Jon Sindreu, The Wall Street Journal
Caterpillars
The emergence of the Brood X cicadas every 17 years has fascinating reverberations across the ecosystems they’re born into, and a new study shows that one reverberation is that their emergence spares the lives of countless caterpillars, who go on to chow down on oak trees at a higher-than-typical rate. In 2021, researchers found that at least 82 bird species ate the cicadas, which are easy to catch and downright voluminous. The researcher glued clay caterpillars to trees to measure how often birds tried to eat them, and in the year before Brood X about 25 percent of fake caterpillars were pecked in a given week. But in 2021, when the smorgasbord of cicadas emerged, that figure dropped to just under 10 percent, and then by August when the cicada brood died out those levels returned to 25 percent. However, the months that the caterpillars were spared led to higher survivability — 13 percent made it to the third larval instar rather than the typical 1 percent — and ate way more oak leaves than usual.

Satellite
A new NOAA study published in PNAS sought to figure out why exactly there were a number of unexpected elements like niobium and hafnium embedded in particles of sulfuric acid in the stratosphere above the Arctic. These are incredibly rare elements, so it was a shock to find them in the upper atmosphere. The thing is, they’re rare in the world in general, but they are very commonly used in semiconductors, in rocket chambers, and in spacecraft manufacturing. When spacecraft are deorbited, they often burn up in the atmosphere, and the new study argues that in the process they’re leaving a lot of those weird metals — in addition to other elements like aluminum, lithium, copper and lead — in the stratosphere. An estimated 10 percent of sulfuric acid particles had trace metals they could attribute to spacecraft reentry, but that figure could rise to 50 percent or more given the increase in satellite launches.

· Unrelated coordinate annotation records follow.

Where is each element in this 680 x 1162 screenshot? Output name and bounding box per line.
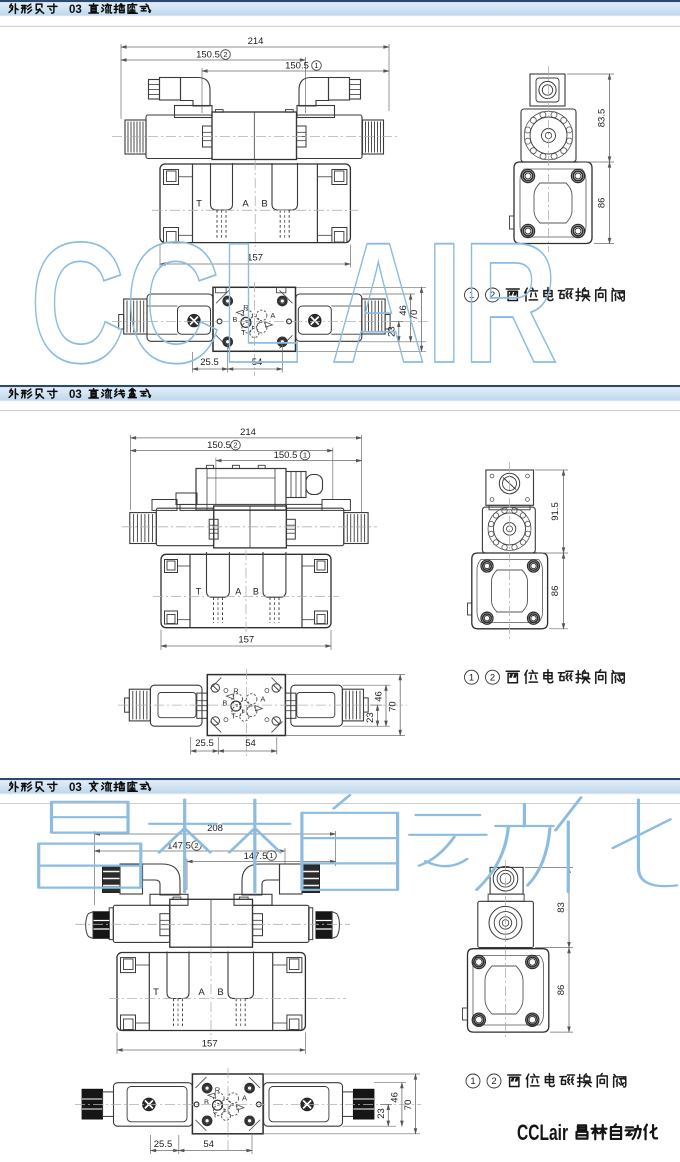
svg-text:03: 03 xyxy=(69,4,82,16)
svg-text:25.5: 25.5 xyxy=(195,738,214,749)
svg-text:CCLair: CCLair xyxy=(517,1120,568,1145)
svg-text:T: T xyxy=(213,1111,218,1120)
svg-text:03: 03 xyxy=(69,389,82,401)
svg-text:70: 70 xyxy=(388,701,399,712)
svg-text:B: B xyxy=(217,987,223,998)
svg-text:86: 86 xyxy=(550,586,561,597)
svg-text:2: 2 xyxy=(491,1076,496,1087)
svg-text:2: 2 xyxy=(223,50,227,59)
svg-text:157: 157 xyxy=(202,1039,218,1050)
svg-text:A: A xyxy=(260,695,265,704)
svg-text:214: 214 xyxy=(240,427,256,438)
svg-text:B: B xyxy=(222,699,227,708)
svg-text:B: B xyxy=(204,1098,209,1107)
svg-text:214: 214 xyxy=(248,36,264,47)
svg-text:1: 1 xyxy=(303,451,307,460)
svg-text:70: 70 xyxy=(403,1100,414,1111)
svg-text:A: A xyxy=(235,587,241,597)
svg-text:23: 23 xyxy=(365,712,376,723)
svg-text:150.5: 150.5 xyxy=(285,61,309,72)
svg-text:91.5: 91.5 xyxy=(550,502,561,521)
svg-text:2: 2 xyxy=(490,672,495,683)
svg-text:150.5: 150.5 xyxy=(274,450,298,461)
svg-text:2: 2 xyxy=(233,441,237,450)
svg-text:A: A xyxy=(242,1094,247,1103)
svg-text:157: 157 xyxy=(238,635,254,646)
svg-text:86: 86 xyxy=(556,985,567,996)
svg-text:54: 54 xyxy=(203,1139,214,1150)
svg-text:86: 86 xyxy=(596,198,607,209)
svg-text:T: T xyxy=(196,587,202,597)
svg-text:R: R xyxy=(215,1086,221,1095)
svg-text:T: T xyxy=(231,712,236,721)
svg-text:CCL AIR: CCL AIR xyxy=(30,207,558,399)
svg-text:03: 03 xyxy=(69,782,82,794)
svg-text:1: 1 xyxy=(470,1076,475,1087)
svg-text:1: 1 xyxy=(269,851,273,860)
svg-text:83.5: 83.5 xyxy=(596,109,607,128)
svg-text:23: 23 xyxy=(376,1108,387,1119)
svg-text:54: 54 xyxy=(245,738,256,749)
svg-text:25.5: 25.5 xyxy=(154,1139,173,1150)
svg-text:R: R xyxy=(233,687,239,696)
svg-text:1: 1 xyxy=(314,61,318,70)
svg-text:46: 46 xyxy=(389,1092,400,1103)
svg-text:T: T xyxy=(153,987,159,998)
svg-text:A: A xyxy=(198,987,205,998)
svg-text:150.5: 150.5 xyxy=(196,50,220,61)
svg-text:1: 1 xyxy=(469,672,474,683)
svg-text:46: 46 xyxy=(374,691,385,702)
svg-text:B: B xyxy=(253,587,259,597)
svg-text:83: 83 xyxy=(556,902,567,913)
svg-text:150.5: 150.5 xyxy=(207,440,231,451)
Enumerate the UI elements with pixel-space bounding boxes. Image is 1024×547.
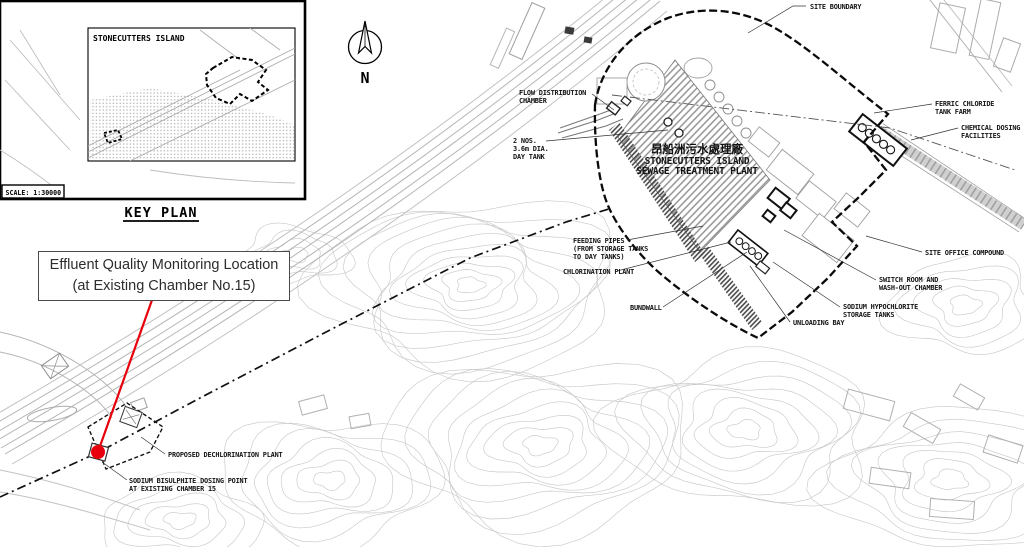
label-text-day-tank: 2 NOS.3.6m DIA.DAY TANK bbox=[513, 137, 549, 161]
label-text-chlorination-plant: CHLORINATION PLANT bbox=[563, 268, 634, 276]
leader-line-sodium-bisulphite-dosing-point bbox=[102, 462, 127, 480]
scale-label: SCALE: 1:30000 bbox=[6, 189, 62, 197]
label-text-proposed-dechlorination-plant: PROPOSED DECHLORINATION PLANT bbox=[168, 451, 283, 459]
map-label-ferric-chloride-tank-farm: FERRIC CHLORIDETANK FARM bbox=[874, 100, 994, 116]
label-text-switch-room: SWITCH ROOM ANDWASH-OUT CHAMBER bbox=[879, 276, 943, 292]
monitoring-point bbox=[91, 445, 105, 459]
callout-line1: Effluent Quality Monitoring Location bbox=[50, 255, 279, 276]
leader-line-proposed-dechlorination-plant bbox=[141, 437, 165, 454]
leader-line-chemical-dosing-facilities bbox=[911, 128, 958, 140]
label-text-sodium-hypochlorite: SODIUM HYPOCHLORITESTORAGE TANKS bbox=[843, 303, 918, 319]
site-plan-stage: SITE BOUNDARYFLOW DISTRIBUTIONCHAMBER2 N… bbox=[0, 0, 1024, 547]
effluent-callout-box: Effluent Quality Monitoring Location (at… bbox=[38, 251, 290, 301]
day-tank-2 bbox=[675, 129, 683, 137]
key-plan-heading: KEY PLAN bbox=[124, 205, 197, 221]
treatment-plant-structures bbox=[558, 15, 907, 345]
plant-title-chinese: 昂船洲污水處理廠 bbox=[651, 142, 743, 156]
label-text-site-office-compound: SITE OFFICE COMPOUND bbox=[925, 249, 1004, 257]
monitoring-leader-line bbox=[99, 300, 152, 449]
label-text-bundwall: BUNDWALL bbox=[630, 304, 662, 312]
label-text-site-boundary: SITE BOUNDARY bbox=[810, 3, 862, 11]
north-label: N bbox=[360, 69, 369, 87]
north-arrow-icon: N bbox=[349, 21, 382, 87]
map-label-chemical-dosing-facilities: CHEMICAL DOSINGFACILITIES bbox=[911, 124, 1020, 140]
map-label-site-boundary: SITE BOUNDARY bbox=[748, 3, 862, 33]
label-text-sodium-bisulphite-dosing-point: SODIUM BISULPHITE DOSING POINTAT EXISTIN… bbox=[129, 477, 248, 493]
plant-title-line2: SEWAGE TREATMENT PLANT bbox=[636, 166, 758, 177]
key-plan-island-label: STONECUTTERS ISLAND bbox=[93, 34, 185, 43]
label-text-unloading-bay: UNLOADING BAY bbox=[793, 319, 845, 327]
label-text-chemical-dosing-facilities: CHEMICAL DOSINGFACILITIES bbox=[961, 124, 1020, 140]
map-label-proposed-dechlorination-plant: PROPOSED DECHLORINATION PLANT bbox=[141, 437, 283, 459]
key-plan-inset: STONECUTTERS ISLAND SCALE: 1:30000 KEY P… bbox=[0, 1, 305, 221]
day-tank-1 bbox=[664, 118, 672, 126]
map-label-site-office-compound: SITE OFFICE COMPOUND bbox=[866, 236, 1004, 257]
callout-line2: (at Existing Chamber No.15) bbox=[73, 276, 256, 297]
label-text-ferric-chloride-tank-farm: FERRIC CHLORIDETANK FARM bbox=[935, 100, 994, 116]
plant-title: 昂船洲污水處理廠 STONECUTTERS ISLAND SEWAGE TREA… bbox=[636, 142, 758, 177]
leader-line-site-office-compound bbox=[866, 236, 922, 252]
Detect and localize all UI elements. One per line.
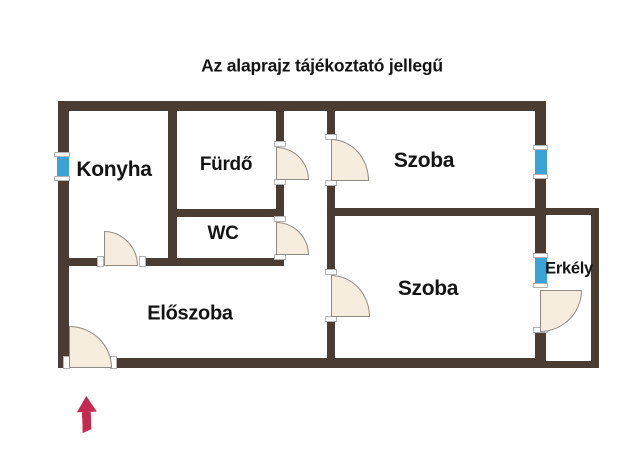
konyha-door-arc-icon [104, 231, 138, 266]
door-jamb-tick [97, 256, 104, 267]
wall-furdo-wc [168, 209, 276, 217]
balcony-door-arc-icon [540, 290, 582, 332]
furdo-door-arc-icon [276, 147, 309, 180]
room-label-wc: WC [207, 223, 238, 245]
szoba-also-door-arc-icon [331, 275, 370, 317]
wall-outer-left [58, 101, 69, 368]
wall-szoba-divider [335, 208, 546, 216]
room-label-konyha: Konyha [76, 158, 151, 182]
plan-title: Az alaprajz tájékoztató jellegű [201, 56, 443, 77]
window-jamb-tick [533, 283, 548, 288]
wall-outer-top [58, 101, 546, 111]
szoba-felso-door-arc-icon [331, 139, 369, 181]
entrance-arrow-icon [76, 396, 97, 437]
wall-balcony-right [591, 208, 599, 368]
arrow-shaft [82, 412, 92, 433]
wall-konyha-furdo [168, 111, 177, 266]
room-label-eloszoba: Előszoba [147, 303, 232, 326]
window-konyha-icon [57, 157, 69, 176]
wc-door-arc-icon [276, 222, 309, 255]
window-szoba-felso-icon [535, 150, 547, 174]
wall-balcony-bottom [546, 361, 599, 368]
entrance-door-arc-icon [69, 326, 112, 368]
room-label-szoba-felso: Szoba [394, 149, 454, 173]
arrow-head [76, 396, 97, 413]
window-jamb-tick [533, 174, 548, 179]
floor-plan: Az alaprajz tájékoztató jellegű [0, 0, 640, 469]
room-label-szoba-also: Szoba [398, 277, 458, 301]
door-jamb-tick [139, 256, 146, 267]
wall-outer-bottom [58, 358, 546, 368]
window-jamb-tick [54, 176, 70, 181]
room-label-erkely: Erkély [545, 260, 593, 279]
room-label-furdo: Fürdő [200, 154, 252, 176]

Erin Blakemore, The Washington Post
Q-Day
Quantum computing is still in its infancy, with the most powerful quantum device using 433 qubits, which is the quantum equivalent of a transistor. That’s going to rise, and there’s a fear that at some point on a day referred to as Q-Day a quantum computer would be able to solve the math problems that, owing to their current unsolvability, today serve as the bedrock of all encryption. A sufficiently powerful quantum computer — which might need tens of thousands or even millions of qubits — could conceivably render all currently encrypted data breached. In 2016, the National Institute of Standards and Technology received 82 submissions from the international community of cryptographers of new, quantum-resistant cryptographic algorithms. The NIST hopes to migrate as much of the federal government as possible to these algorithms by 2035, but that’s ambitious.